The Montana House helped celebrate with a slide show presentation by Steve Thompson of the National Parks Conservation Association who coordinated the unique mapping process in the Crown of the Continent region. This resulted in the new Crown of the Continent MapGuide which celebrates the natural and cultural heritage of the transboundary region where the Rocky Mountains intersect with Alberta, British Columbia and Montana.
Chris Peterson, Editor of Glacier Park Magazine (formerly titled Glacier Geographic) came back to the Montana House starting in early June and every Monday night the rest of the summer presenting slide shows and talks about his experiences in the Park
Sumio, a world known wildlife photographer was back at the Montana House for his presentation and unique perspective on photographing Glacier’s mountain goats. There was an overwhelming response to the announcement of his presentation, and he was able to provide three separate presentations to accommodate all the guests who came to hear him.
The Montana House hosted featured speaker Dave Hadden, who works for Headwaters Montana, a conservation organization that works to protect water, wildlife and wild lands in the Crown of the Continent. He has a Masters of Science in Wildlife Biology from the University of Montana and is President of the Flathead Coalition. The coalition formed in 1975 in an effort to protect the North Fork Flathead River from a proposed open-pit, mountain top removal coal mine at Cabin Creek – just six miles north of the US / Canada border. Since the time it was decided the Cabin Creek coal mine should not be built, the Coalition has focused on other coal mine and coal bed methane projects located in the Canadian Flathead. His presentation covered these proposed projects which threatened the water, fish and wildlife of the trans-boundary Flathead River, Waterton / Glacier International Peace Park and downstream Flathead Lake.
In September the Montana House started the “Look, Listen and Learn” series including slide shows and talks by Douglas H. Chadwick, Dr. Daniel Fagre and Sumio Harada.

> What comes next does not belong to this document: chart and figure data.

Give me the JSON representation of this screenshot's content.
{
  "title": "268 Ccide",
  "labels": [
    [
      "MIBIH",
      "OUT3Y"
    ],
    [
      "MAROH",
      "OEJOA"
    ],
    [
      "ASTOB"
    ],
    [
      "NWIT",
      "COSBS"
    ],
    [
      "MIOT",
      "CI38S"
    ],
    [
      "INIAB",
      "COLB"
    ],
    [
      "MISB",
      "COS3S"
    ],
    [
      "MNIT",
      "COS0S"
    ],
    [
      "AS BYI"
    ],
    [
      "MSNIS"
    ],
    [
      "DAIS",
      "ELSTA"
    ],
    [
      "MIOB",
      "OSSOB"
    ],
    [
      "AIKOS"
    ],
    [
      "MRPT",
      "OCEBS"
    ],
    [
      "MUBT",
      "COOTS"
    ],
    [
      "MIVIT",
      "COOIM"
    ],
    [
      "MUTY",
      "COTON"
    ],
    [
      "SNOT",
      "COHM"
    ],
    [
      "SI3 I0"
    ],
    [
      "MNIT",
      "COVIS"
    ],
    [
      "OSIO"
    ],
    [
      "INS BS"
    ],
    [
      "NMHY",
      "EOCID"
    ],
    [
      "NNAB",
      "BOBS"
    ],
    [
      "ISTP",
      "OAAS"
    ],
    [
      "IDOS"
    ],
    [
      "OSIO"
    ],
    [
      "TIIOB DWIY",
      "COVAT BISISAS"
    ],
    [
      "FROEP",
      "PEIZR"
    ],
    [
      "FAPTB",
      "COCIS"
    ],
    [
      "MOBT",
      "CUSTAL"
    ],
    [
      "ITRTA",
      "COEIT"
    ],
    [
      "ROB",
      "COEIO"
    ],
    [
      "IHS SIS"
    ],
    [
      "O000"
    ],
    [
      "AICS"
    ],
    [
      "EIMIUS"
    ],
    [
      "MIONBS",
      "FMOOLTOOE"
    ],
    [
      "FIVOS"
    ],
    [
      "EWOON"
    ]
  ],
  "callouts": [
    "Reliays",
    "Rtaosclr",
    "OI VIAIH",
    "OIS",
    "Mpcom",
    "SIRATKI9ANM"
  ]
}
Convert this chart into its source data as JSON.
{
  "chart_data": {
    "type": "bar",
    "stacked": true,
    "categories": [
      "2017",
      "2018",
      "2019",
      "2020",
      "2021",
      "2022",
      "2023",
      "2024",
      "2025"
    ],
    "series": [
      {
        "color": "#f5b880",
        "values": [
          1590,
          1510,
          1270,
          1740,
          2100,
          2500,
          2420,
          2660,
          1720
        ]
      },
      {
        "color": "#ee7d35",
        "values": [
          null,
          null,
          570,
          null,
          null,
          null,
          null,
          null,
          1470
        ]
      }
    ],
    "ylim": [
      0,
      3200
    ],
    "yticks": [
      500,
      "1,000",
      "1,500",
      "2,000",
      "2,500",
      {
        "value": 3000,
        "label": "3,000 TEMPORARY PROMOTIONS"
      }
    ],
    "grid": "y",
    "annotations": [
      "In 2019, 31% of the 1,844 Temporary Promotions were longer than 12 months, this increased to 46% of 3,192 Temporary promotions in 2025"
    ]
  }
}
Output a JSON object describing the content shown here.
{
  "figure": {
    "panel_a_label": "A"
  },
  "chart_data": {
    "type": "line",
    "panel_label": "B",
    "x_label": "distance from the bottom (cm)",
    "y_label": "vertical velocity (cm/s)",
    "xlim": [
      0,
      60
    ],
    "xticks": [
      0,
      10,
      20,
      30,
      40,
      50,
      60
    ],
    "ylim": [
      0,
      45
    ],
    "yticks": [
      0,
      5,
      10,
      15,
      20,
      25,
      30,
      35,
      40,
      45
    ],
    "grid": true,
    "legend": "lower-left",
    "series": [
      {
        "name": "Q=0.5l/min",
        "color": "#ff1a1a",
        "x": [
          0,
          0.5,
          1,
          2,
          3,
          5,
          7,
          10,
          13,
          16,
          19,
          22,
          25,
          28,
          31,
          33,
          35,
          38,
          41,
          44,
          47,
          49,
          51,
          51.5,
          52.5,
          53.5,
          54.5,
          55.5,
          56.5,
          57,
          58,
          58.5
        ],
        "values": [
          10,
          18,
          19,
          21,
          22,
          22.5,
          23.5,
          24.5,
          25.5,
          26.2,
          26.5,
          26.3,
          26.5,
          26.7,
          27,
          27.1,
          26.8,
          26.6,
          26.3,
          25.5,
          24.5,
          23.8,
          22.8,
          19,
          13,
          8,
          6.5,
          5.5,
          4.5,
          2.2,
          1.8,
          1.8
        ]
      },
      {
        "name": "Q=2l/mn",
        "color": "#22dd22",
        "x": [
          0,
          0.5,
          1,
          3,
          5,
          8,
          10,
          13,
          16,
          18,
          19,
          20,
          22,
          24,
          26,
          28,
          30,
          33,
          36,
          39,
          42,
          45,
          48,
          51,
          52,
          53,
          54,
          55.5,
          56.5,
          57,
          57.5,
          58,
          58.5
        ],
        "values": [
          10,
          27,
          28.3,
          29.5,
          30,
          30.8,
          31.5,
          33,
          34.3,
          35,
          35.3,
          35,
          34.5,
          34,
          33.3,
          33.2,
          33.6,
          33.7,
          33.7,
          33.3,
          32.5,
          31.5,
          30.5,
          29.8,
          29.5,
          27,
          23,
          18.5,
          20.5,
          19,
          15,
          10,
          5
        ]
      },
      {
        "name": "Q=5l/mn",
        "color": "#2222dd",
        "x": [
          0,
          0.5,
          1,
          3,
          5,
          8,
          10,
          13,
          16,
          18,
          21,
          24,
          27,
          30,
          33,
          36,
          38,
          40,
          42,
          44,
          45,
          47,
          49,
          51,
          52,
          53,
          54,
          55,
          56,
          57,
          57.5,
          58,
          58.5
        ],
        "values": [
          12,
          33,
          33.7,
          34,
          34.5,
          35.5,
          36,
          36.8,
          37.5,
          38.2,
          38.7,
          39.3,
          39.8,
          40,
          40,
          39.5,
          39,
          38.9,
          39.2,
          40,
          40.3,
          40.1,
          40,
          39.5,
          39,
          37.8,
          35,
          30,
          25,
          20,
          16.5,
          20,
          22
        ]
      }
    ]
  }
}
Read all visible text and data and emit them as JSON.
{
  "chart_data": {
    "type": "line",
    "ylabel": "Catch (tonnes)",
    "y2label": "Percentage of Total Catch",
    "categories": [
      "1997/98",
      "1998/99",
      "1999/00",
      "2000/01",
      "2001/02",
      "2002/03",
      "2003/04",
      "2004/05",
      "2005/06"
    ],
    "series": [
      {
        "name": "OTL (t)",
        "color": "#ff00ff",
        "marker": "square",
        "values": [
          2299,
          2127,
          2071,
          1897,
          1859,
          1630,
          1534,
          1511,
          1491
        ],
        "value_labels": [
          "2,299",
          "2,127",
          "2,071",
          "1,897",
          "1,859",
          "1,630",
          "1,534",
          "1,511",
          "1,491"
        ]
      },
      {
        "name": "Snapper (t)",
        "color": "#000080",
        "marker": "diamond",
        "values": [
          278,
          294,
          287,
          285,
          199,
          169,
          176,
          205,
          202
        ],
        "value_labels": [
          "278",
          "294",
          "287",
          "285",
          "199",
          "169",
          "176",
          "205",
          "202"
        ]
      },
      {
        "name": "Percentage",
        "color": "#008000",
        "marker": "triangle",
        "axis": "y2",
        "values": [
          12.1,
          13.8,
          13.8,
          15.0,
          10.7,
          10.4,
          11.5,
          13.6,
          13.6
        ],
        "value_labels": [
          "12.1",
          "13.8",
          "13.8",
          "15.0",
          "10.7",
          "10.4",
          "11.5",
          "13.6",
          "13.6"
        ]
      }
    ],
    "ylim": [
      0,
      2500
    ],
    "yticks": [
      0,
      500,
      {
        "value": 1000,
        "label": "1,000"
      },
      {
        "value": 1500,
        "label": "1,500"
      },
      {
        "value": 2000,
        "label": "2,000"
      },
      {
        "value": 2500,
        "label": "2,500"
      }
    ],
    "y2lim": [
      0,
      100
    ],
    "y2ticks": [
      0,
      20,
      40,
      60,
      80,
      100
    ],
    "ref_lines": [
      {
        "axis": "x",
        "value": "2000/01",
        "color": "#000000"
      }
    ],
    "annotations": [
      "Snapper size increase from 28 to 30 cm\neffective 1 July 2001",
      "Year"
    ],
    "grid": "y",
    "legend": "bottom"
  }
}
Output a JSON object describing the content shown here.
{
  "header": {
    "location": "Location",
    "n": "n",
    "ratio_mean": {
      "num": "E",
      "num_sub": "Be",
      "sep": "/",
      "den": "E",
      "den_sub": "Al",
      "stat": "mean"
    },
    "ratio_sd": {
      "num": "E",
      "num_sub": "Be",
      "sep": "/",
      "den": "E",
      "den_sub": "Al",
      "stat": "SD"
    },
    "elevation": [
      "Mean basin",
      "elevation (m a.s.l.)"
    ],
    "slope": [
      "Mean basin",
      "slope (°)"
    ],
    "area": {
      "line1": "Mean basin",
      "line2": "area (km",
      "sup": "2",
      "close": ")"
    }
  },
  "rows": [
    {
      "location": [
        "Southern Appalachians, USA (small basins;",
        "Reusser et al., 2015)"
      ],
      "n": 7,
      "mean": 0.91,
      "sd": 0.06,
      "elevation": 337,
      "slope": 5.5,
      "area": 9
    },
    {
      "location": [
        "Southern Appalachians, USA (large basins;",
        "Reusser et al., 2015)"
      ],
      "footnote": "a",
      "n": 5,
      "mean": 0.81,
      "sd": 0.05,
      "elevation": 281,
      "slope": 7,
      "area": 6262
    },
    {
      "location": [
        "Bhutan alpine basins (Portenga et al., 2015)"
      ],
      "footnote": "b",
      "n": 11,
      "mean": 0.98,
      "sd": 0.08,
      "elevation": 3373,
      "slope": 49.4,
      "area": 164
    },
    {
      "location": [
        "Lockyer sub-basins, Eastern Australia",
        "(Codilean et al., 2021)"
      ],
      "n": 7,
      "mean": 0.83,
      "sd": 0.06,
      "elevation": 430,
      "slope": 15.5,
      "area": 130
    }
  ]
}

Doug Chadwick is a Glacier area wildlife biologist and natural history writer.
He is the author of numerous articles over many years time for National Geographic Magazine. He has also authored 10 books including A Beast
the Color of Winter, The Fate of the Elephant and True Grizz.
Daniel Fagre, an Ecologist with the U.S. Geological Survey, working out of Glacier National Park Headquarters in the Global Climate Change office, provided an update on what is happening to the glaciers in the Park and discussed his book, Sustaining Rocky Mountain Landscapes: Science, Policy and Management for the
Crown of the Continent Ecosystem, which he co-edited with Tony Prato.
The book focuses on the Crown of the Continent Region in Montana and the Canadian provinces of British Columbia and Alberta. This work brings together information on topics as diverse as archaeology an fire history to current issues such as coal mining in the northern Flathead Basin.
Sumio Harada is a world renown wildlife photographer. Sumio was born in Japan and studied biology at Tokyo University of Agriculture, His research on the behavior of the Japanese serow, a close relative of our mountain goat, led to his wildlife photography career, and prompted his move to the U.S. and the Rocky Mountains, eventually settling in West Glacier, His images have been published in National Geographic, National Wildlife, Ranger Rick, Canadian Wildlife, GEO, Montana Magazine, 2007 Canon Desk Calendar and in numerous international magazines and books..In 2008 he published his own photo book, Mountain Goats of Glacier National Park.